What Inspires Your Belief in God?
A recent psychological study from Claremont McKenna College and the University of Southern California confirms that belief in the supernatural occurs more readily in people who experience awe at the wonder of nature. Though many researchers attempt to provide a naturalistic account for these beliefs, the explanation falls short.
In the late 1990s, skeptic Michael Shermer and sociologist Frank Sulloway surveyed a number of people about their religious belief. When asked why they believe in God, people most cited the design, beauty, perfection, and complexity of nature.1 This result matches my experience as a Christian apologist. As I travel around the world, speaking about the scientific evidence for the Christian faith, people in the audience consistently tell me that the elegant designs in nature inspire their belief in God.
Sense of Awe Inspires Belief
New research by psychologists from Claremont McKenna College and the University of Southern California highlights just how impactful nature’s magnificence can be. The researchers found that people have a greater tendency to believe in the supernatural after experiencing a sense of awe.2
Test subjects in the study viewed only one of three short videos designed to elicit either a neutral response (news interview from 1959), positivity (comedy clip), or awe (footage from BBC’s Planet Earth) and then answered a series of questions. Based on the responses, the investigators found those subjects who watched the video designed to cause awe consistently displayed greater belief in the supernatural. These subjects also more frequently “detected” patterns in random sequences of numbers, attributing the perceived patterns to human agency.
To explain these results, the researchers pointed to the additional finding that those test subjects who experienced awe were also less willing to tolerate uncertainty. The researchers concluded that greater belief in the supernatural (and a greater capacity to detect purpose/agency in events) stems from a need for certainty. In other words, the subjects were more willing to look to supernatural causes and agency in order to ameliorate uncertainty.
A Naturalistic Explanation
Many people cite results such as the ones generated in this study as evidence that belief in God (and the supernatural) is strictly a naturalistic phenomenon, stemming solely from the psychological make-up of the human mind. In turn, they postulate that our tendency to believe in the supernatural arose as a way to fulfill a need that exists because our brains and minds—which have an evolutionary origin—require certainty when we feel overwhelmed, in this case, by awe. Accordingly, this need finds fulfillment through belief in the supernatural and by finding purpose and meaning, even where none exists.

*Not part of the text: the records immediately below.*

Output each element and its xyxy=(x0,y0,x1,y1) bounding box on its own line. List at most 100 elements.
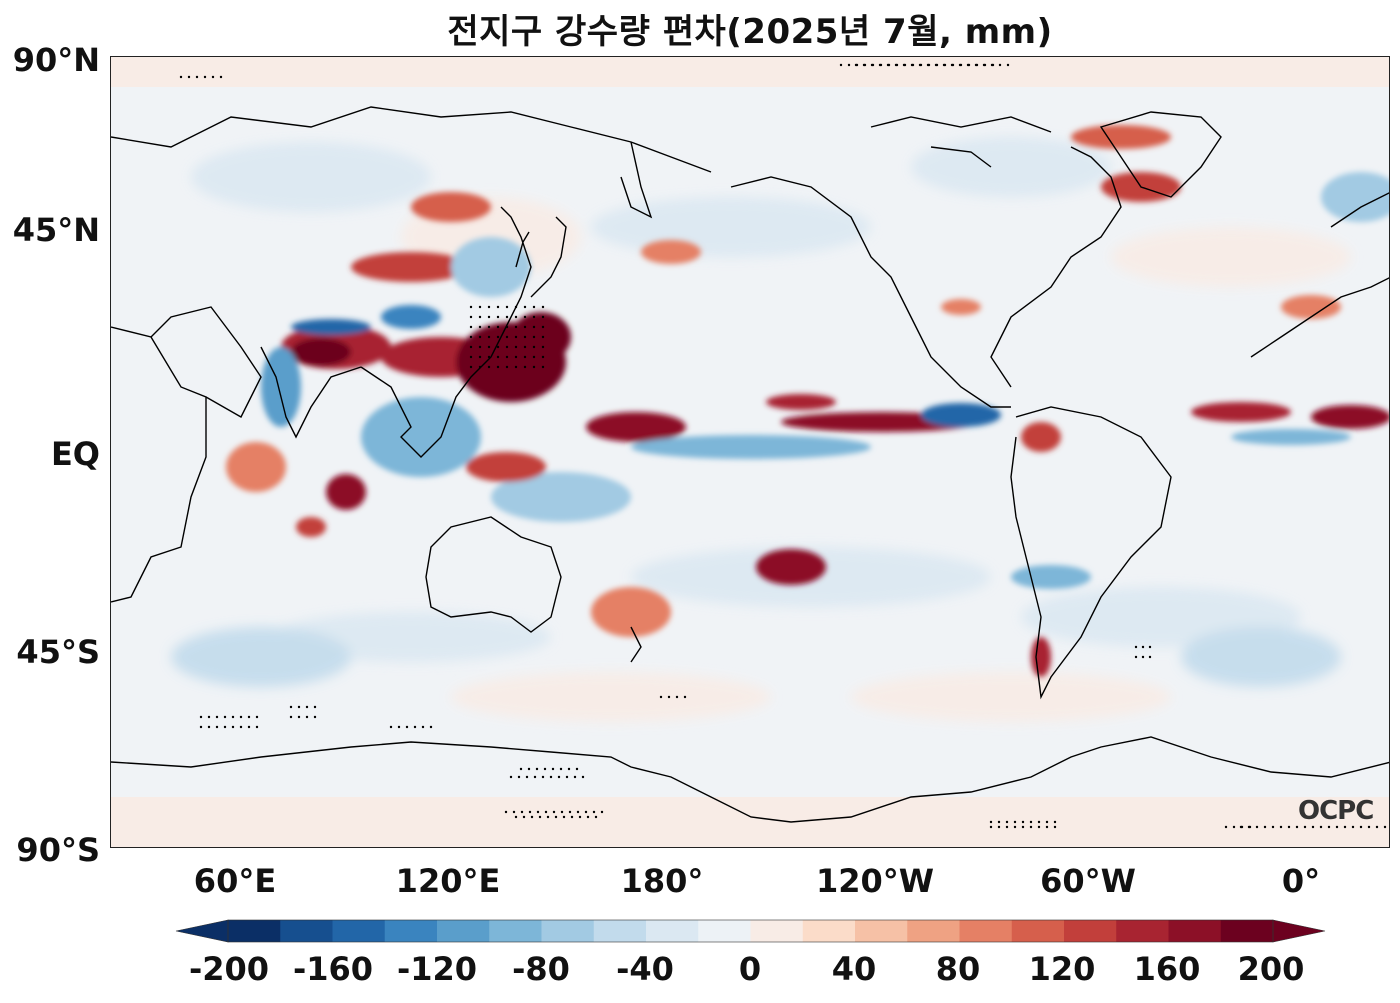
colorbar-segment xyxy=(698,920,751,942)
lon-label-120w: 120°W xyxy=(815,862,935,900)
stipple-dot xyxy=(990,63,994,67)
stipple-dot xyxy=(389,725,393,729)
stipple-dot xyxy=(1295,825,1299,829)
colorbar-segment xyxy=(280,920,333,942)
colorbar-segment xyxy=(802,920,856,942)
stipple-dot xyxy=(505,365,509,369)
stipple-dot xyxy=(522,815,526,819)
stipple-dot xyxy=(505,355,509,359)
stipple-dot xyxy=(469,325,473,329)
stipple-dot xyxy=(854,63,858,67)
stipple-dot xyxy=(1375,825,1379,829)
stipple-dot xyxy=(567,767,571,771)
colorbar-segment xyxy=(1116,920,1169,942)
colorbar-segment xyxy=(907,920,960,942)
colorbar-tick-label: -40 xyxy=(616,950,674,988)
stipple-dot xyxy=(1367,825,1371,829)
stipple-dot xyxy=(469,335,473,339)
map-canvas xyxy=(111,57,1389,847)
stipple-dot xyxy=(586,815,590,819)
stipple-dot xyxy=(584,810,588,814)
stipple-dot xyxy=(223,715,227,719)
stipple-dot xyxy=(570,815,574,819)
stipple-dot xyxy=(223,725,227,729)
stipple-dot xyxy=(179,75,183,79)
stipple-dot xyxy=(523,325,527,329)
stipple-dot xyxy=(1255,825,1259,829)
stipple-dot xyxy=(1232,825,1236,829)
stipple-dot xyxy=(541,775,545,779)
colorbar-outline xyxy=(227,919,1274,943)
stipple-dot xyxy=(1141,645,1145,649)
stipple-dot xyxy=(514,305,518,309)
stipple-dot xyxy=(1134,655,1138,659)
stipple-dot xyxy=(554,815,558,819)
stipple-dot xyxy=(523,365,527,369)
stipple-dot xyxy=(514,335,518,339)
stipple-dot xyxy=(313,715,317,719)
stipple-dot xyxy=(557,775,561,779)
stipple-dot xyxy=(421,725,425,729)
stipple-dot xyxy=(255,725,259,729)
stipple-dot xyxy=(1037,825,1041,829)
stipple-dot xyxy=(1045,825,1049,829)
stipple-dot xyxy=(505,315,509,319)
stipple-dot xyxy=(405,725,409,729)
stipple-dot xyxy=(397,725,401,729)
lon-label-0: 0° xyxy=(1281,862,1321,900)
stipple-dot xyxy=(487,305,491,309)
map-title: 전지구 강수량 편차(2025년 7월, mm) xyxy=(447,12,1053,52)
stipple-dot xyxy=(974,63,978,67)
stipple-dot xyxy=(514,315,518,319)
stipple-dot xyxy=(504,810,508,814)
stipple-dot xyxy=(469,355,473,359)
stipple-dot xyxy=(592,810,596,814)
stipple-dot xyxy=(469,305,473,309)
stipple-dot xyxy=(535,767,539,771)
stipple-dot xyxy=(541,365,545,369)
lon-label-120e: 120°E xyxy=(395,862,501,900)
stipple-dot xyxy=(989,825,993,829)
stipple-dot xyxy=(207,715,211,719)
colorbar-tick-label: 200 xyxy=(1237,950,1305,988)
stipple-dot xyxy=(207,725,211,729)
stipple-dot xyxy=(576,810,580,814)
stipple-dot xyxy=(505,325,509,329)
stipple-dot xyxy=(514,815,518,819)
stipple-dot xyxy=(982,63,986,67)
stipple-dot xyxy=(594,815,598,819)
stipple-dot xyxy=(478,305,482,309)
stipple-dot xyxy=(1037,820,1041,824)
stipple-dot xyxy=(1327,825,1331,829)
stipple-dot xyxy=(523,305,527,309)
stipple-dot xyxy=(551,767,555,771)
stipple-dot xyxy=(505,335,509,339)
stipple-dot xyxy=(1029,825,1033,829)
stipple-dot xyxy=(478,355,482,359)
stipple-dot xyxy=(560,810,564,814)
stipple-dot xyxy=(247,715,251,719)
colorbar-tick-label: 0 xyxy=(738,950,762,988)
colorbar-segment xyxy=(228,920,281,942)
stipple-dot xyxy=(1303,825,1307,829)
colorbar-tick-label: -200 xyxy=(188,950,270,988)
colorbar-tick-label: -160 xyxy=(292,950,374,988)
stipple-dot xyxy=(541,345,545,349)
stipple-dot xyxy=(989,820,993,824)
stipple-dot xyxy=(667,695,671,699)
stipple-dot xyxy=(950,63,954,67)
stipple-dot xyxy=(514,325,518,329)
stipple-dot xyxy=(1148,655,1152,659)
colorbar-tick-label: 80 xyxy=(935,950,981,988)
stipple-dot xyxy=(478,335,482,339)
lat-label-45n: 45°N xyxy=(12,211,100,249)
stipple-dot xyxy=(958,63,962,67)
stipple-dot xyxy=(517,775,521,779)
stipple-dot xyxy=(1141,655,1145,659)
stipple-dot xyxy=(496,305,500,309)
stipple-dot xyxy=(1045,820,1049,824)
stipple-dot xyxy=(543,767,547,771)
stipple-dot xyxy=(231,725,235,729)
colorbar-tick-label: 40 xyxy=(831,950,877,988)
stipple-dot xyxy=(528,810,532,814)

The problem with this view is that we live at a time when the things that cause us awe have scientific explanations known to most and shouldn’t require an appeal to the supernatural to alleviate uncertainty. We understand what causes the beautiful colors in the sky during a sunset, but this insight doesn’t make the sunset any less spectacular or awe-inspiring. Perhaps there is a better way to interpret the results.
Scripture teaches that creation reveals God’s glory, majesty, power, and righteousness. By examining the world around us, we gain a sense of God’s eternal nature, love, and faithfulness. Scripture even teaches that God’s fingerprints are to be found in nature. If this is true, it only makes sense that the elegance and the awe-inspiring beauty of the world around us would orient us toward belief in God. When we contemplate the grandeur of the creation, whether at the microscopic level or at a cosmic scale, who “does not know the hand of the Lord has done this?”
Endnotes
- Michael Shermer, How We Believe: The Search for God in the Age of Science (New York: W. H. Freeman and Company, 1999), 74–85.
- Piercarlo Valdesolo and Jesse Graham, “Awe, Uncertainty, and Agency Detection,” Psychological Science, published electronically November 18, 2013: doi: 10.1177/0956797613501884.